The paper positions co-speech gesture as a new interaction modality for LLM-empowered parametric modeling, then validates it with an elicitation study, a comparative within-subject user study, and a second usability study. The evidence supports a system-level contribution: a multimodal fusion pipeline, gesture parameterization, and comparative evaluation against speech-only and sketch+speech baselines on modeling tasks. The limitations are explicit: inference latency remains dominant, and the approach is not yet suited to complex industry-scale parametric modeling.

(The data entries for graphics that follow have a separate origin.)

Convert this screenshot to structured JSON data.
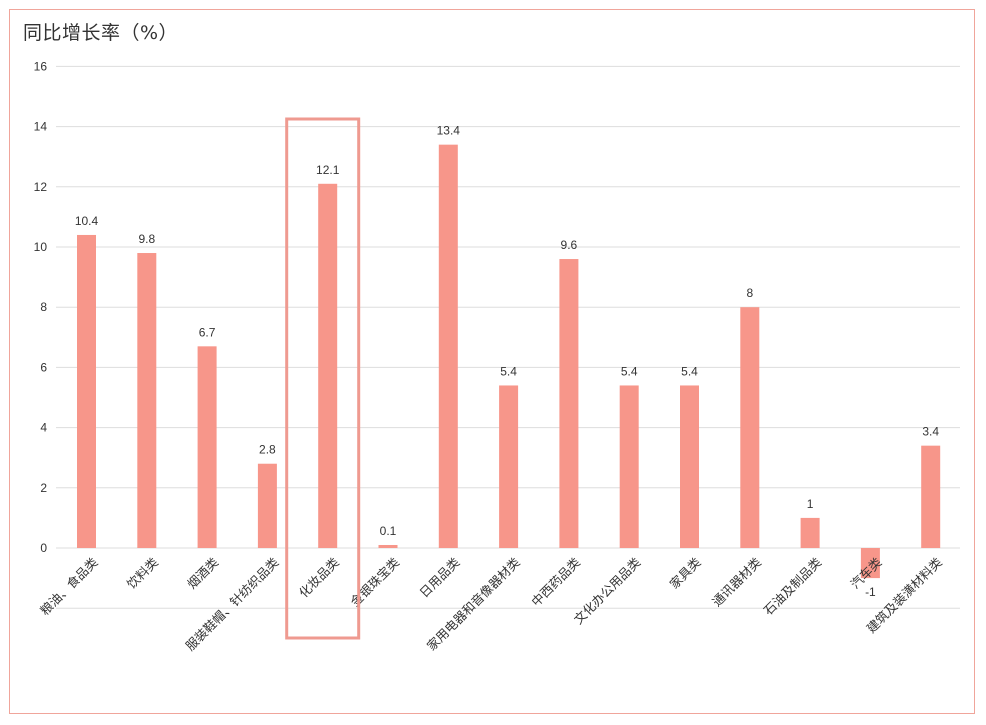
{
  "chart_data": {
    "type": "bar",
    "title": "同比增长率（%）",
    "categories": [
      "粮油、食品类",
      "饮料类",
      "烟酒类",
      "服装鞋帽、针纺织品类",
      "化妆品类",
      "金银珠宝类",
      "日用品类",
      "家用电器和音像器材类",
      "中西药品类",
      "文化办公用品类",
      "家具类",
      "通讯器材类",
      "石油及制品类",
      "汽车类",
      "建筑及装潢材料类"
    ],
    "values": [
      10.4,
      9.8,
      6.7,
      2.8,
      12.1,
      0.1,
      13.4,
      5.4,
      9.6,
      5.4,
      5.4,
      8,
      1,
      -1,
      3.4
    ],
    "data_labels": [
      "10.4",
      "9.8",
      "6.7",
      "2.8",
      "12.1",
      "0.1",
      "13.4",
      "5.4",
      "9.6",
      "5.4",
      "5.4",
      "8",
      "1",
      "-1",
      "3.4"
    ],
    "yticks": [
      "0",
      "2",
      "4",
      "6",
      "8",
      "10",
      "12",
      "14",
      "16"
    ],
    "ylim": [
      -2,
      16
    ],
    "grid": true,
    "highlight_index": 4,
    "colors": {
      "bar": "#f7968a",
      "highlight_box": "#ef9a90",
      "grid": "#dddddd"
    }
  }
}
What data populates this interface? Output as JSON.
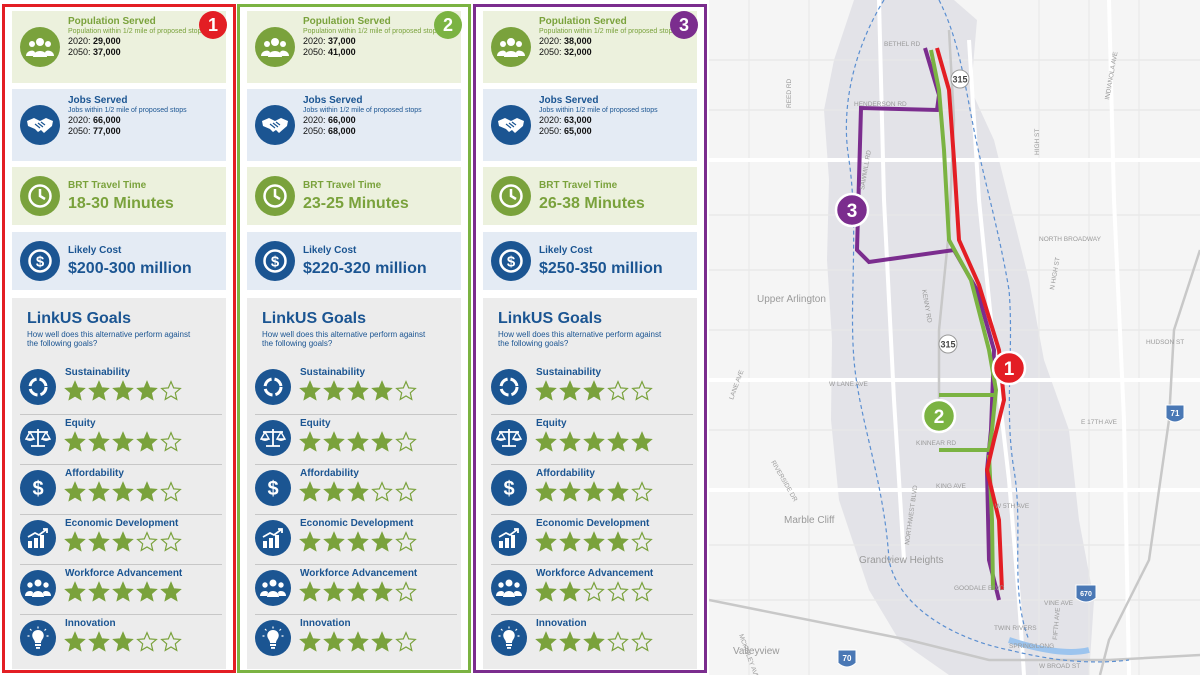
{
  "alternatives": [
    {
      "number": "1",
      "accent": "#e31e24",
      "population": {
        "title": "Population Served",
        "subtitle": "Population within 1/2 mile of proposed stops",
        "y2020_label": "2020:",
        "y2020_value": "29,000",
        "y2050_label": "2050:",
        "y2050_value": "37,000"
      },
      "jobs": {
        "title": "Jobs Served",
        "subtitle": "Jobs within 1/2 mile of proposed stops",
        "y2020_label": "2020:",
        "y2020_value": "66,000",
        "y2050_label": "2050:",
        "y2050_value": "77,000"
      },
      "travel": {
        "title": "BRT Travel Time",
        "value": "18-30 Minutes"
      },
      "cost": {
        "title": "Likely Cost",
        "value": "$200-300 million"
      },
      "ratings": [
        4,
        4,
        4,
        3,
        5,
        3
      ]
    },
    {
      "number": "2",
      "accent": "#7bb342",
      "population": {
        "title": "Population Served",
        "subtitle": "Population within 1/2 mile of proposed stops",
        "y2020_label": "2020:",
        "y2020_value": "37,000",
        "y2050_label": "2050:",
        "y2050_value": "41,000"
      },
      "jobs": {
        "title": "Jobs Served",
        "subtitle": "Jobs within 1/2 mile of proposed stops",
        "y2020_label": "2020:",
        "y2020_value": "66,000",
        "y2050_label": "2050:",
        "y2050_value": "68,000"
      },
      "travel": {
        "title": "BRT Travel Time",
        "value": "23-25 Minutes"
      },
      "cost": {
        "title": "Likely Cost",
        "value": "$220-320 million"
      },
      "ratings": [
        4,
        4,
        3,
        4,
        4,
        4
      ]
    },
    {
      "number": "3",
      "accent": "#7b2d8e",
      "population": {
        "title": "Population Served",
        "subtitle": "Population within 1/2 mile of proposed stops",
        "y2020_label": "2020:",
        "y2020_value": "38,000",
        "y2050_label": "2050:",
        "y2050_value": "32,000"
      },
      "jobs": {
        "title": "Jobs Served",
        "subtitle": "Jobs within 1/2 mile of proposed stops",
        "y2020_label": "2020:",
        "y2020_value": "63,000",
        "y2050_label": "2050:",
        "y2050_value": "65,000"
      },
      "travel": {
        "title": "BRT Travel Time",
        "value": "26-38 Minutes"
      },
      "cost": {
        "title": "Likely Cost",
        "value": "$250-350 million"
      },
      "ratings": [
        3,
        5,
        4,
        4,
        2,
        3
      ]
    }
  ],
  "goals": {
    "title": "LinkUS Goals",
    "question": "How well does this alternative perform against the following goals?",
    "items": [
      {
        "label": "Sustainability",
        "icon": "recycle-icon"
      },
      {
        "label": "Equity",
        "icon": "scales-icon"
      },
      {
        "label": "Affordability",
        "icon": "dollar-icon"
      },
      {
        "label": "Economic Development",
        "icon": "growth-chart-icon"
      },
      {
        "label": "Workforce Advancement",
        "icon": "people-group-icon"
      },
      {
        "label": "Innovation",
        "icon": "lightbulb-icon"
      }
    ]
  },
  "map": {
    "labels": {
      "bethel": "BETHEL RD",
      "henderson": "HENDERSON RD",
      "reed": "REED RD",
      "sawmill": "SAWMILL RD",
      "kenny": "KENNY RD",
      "upper_arlington": "Upper Arlington",
      "north_broadway": "NORTH BROADWAY",
      "high_st": "HIGH ST",
      "n_high_st": "N HIGH ST",
      "indianola": "INDIANOLA AVE",
      "hudson": "HUDSON ST",
      "lane_ave": "LANE AVE",
      "w_lane_ave": "W LANE AVE",
      "kinnear": "KINNEAR RD",
      "e17th": "E 17TH AVE",
      "riverside": "RIVERSIDE DR",
      "king": "KING AVE",
      "w5th": "W 5TH AVE",
      "northwest": "NORTHWEST BLVD",
      "marble_cliff": "Marble Cliff",
      "grandview": "Grandview Heights",
      "goodale": "GOODALE BLVD",
      "vine": "VINE AVE",
      "fifth": "FIFTH AVE",
      "twin_rivers": "TWIN RIVERS",
      "spring_long": "SPRING/LONG",
      "w_broad": "W BROAD ST",
      "valleyview": "Valleyview",
      "mckinley": "MCKINLEY AVE",
      "shield_315a": "315",
      "shield_315b": "315",
      "shield_71": "71",
      "shield_670": "670",
      "shield_70": "70",
      "route1": "1",
      "route2": "2",
      "route3": "3"
    }
  }
}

“ Figure 8: Interface overview of the JustShape AR system, showing how users review and refine 3D modeling results while wearing a head-mounted display. A prompt display panel (a) presents system-generated modeling prompts, with subpanels (a-1, a-2) illustrating example text prompts and their parsed descriptions”

actual novelty · 4.1 System Workflow · confidence 0.70

“ublished : 13 April 2026 Publication History 1 citation 3 Downloads New Citation Alert added! This alert has been successfully added and will be sent to: You will be notified whenever a record that you have chosen has been”

departure from common sense · 1 Introduction · confidence 0.66

“ These challenges are common across multimodal interaction systems and are shared by recent generative–model–based interfaces [ 5 , 29 ]. We anticipate that ongoing developments in specialized multimodal LLMs and spatial-reasoning models will reduce inference latency and support more reliable and seamless embodied interaction in future system”

limitation · 7.2 Robustness and Latency of the Multimodal Interaction · confidence 0.78

“ In this study, we compared our co-speech gesture interaction against two baseline conditions: text prompt and text plus sketch prompt, on a set of single-feature modeling tasks”

validation scope · 5.1 Participant and Procedures · confidence 0.72

Limits

Method limits

The evaluation is centered on controlled user studies and task-based comparisons, so it supports interaction and usability claims more than broad claims about general parametric modeling performance. The paper also notes that the system does not reduce multimodal LLM inference time, and that some gesture analysis stages remain variable.

Deployment limits

Practical deployment is constrained by LLM latency, and the authors indicate that reducing inference delay is outside the system architecture. The approach is also limited in handling complex or industry-level parametric models, and later-stage complex steps can be harder to recover from.

Boundary conditions

The contribution is best understood for novice or early-stage designers working on bounded parametric tasks where speech plus gesture can disambiguate intent. It is less established for expert CAD workflows, high-complexity industrial modeling, or settings where latency and error recovery are critical.

Position in field

This work sits at the intersection of multimodal interaction, gesture-based input, and LLM-assisted design tools. Its main field contribution is to move beyond gesture-as-command toward gesture-as-semantic design input for parametric modeling, backed by comparative user studies and a usability evaluation.

Abstract

Parametric modeling is a prevailing 3D modeling approach in design, architecture, and engineering. The emergence of multimodal large language models (LLMs) brings a new opportunity to lower the entry barriers to this powerful tool. However, describing 3D geometries through natural language can be fuzzy and challenging. We introduce co-speech gesture, a natural and expressive interaction modality to complement text prompts for LLM-empowered generative parametric modeling. We first conducted an elicitation study to explore and categorize co-speech gesture expressions. Based on the findings, we designed a multimodal fusion pipeline that parametrizes gestures and synthesizes them with speech. This approach reduces language ambiguity by translating implicit user intentions into explicit parametric attributes, thus lifting the model generation performance. We conducted a two-session user study testing and comparing it with traditional language and sketch inputs. This work streamlines the parametric modeling workflow and explores novel multimodal interaction paradigms for LLM-empowered design and creation.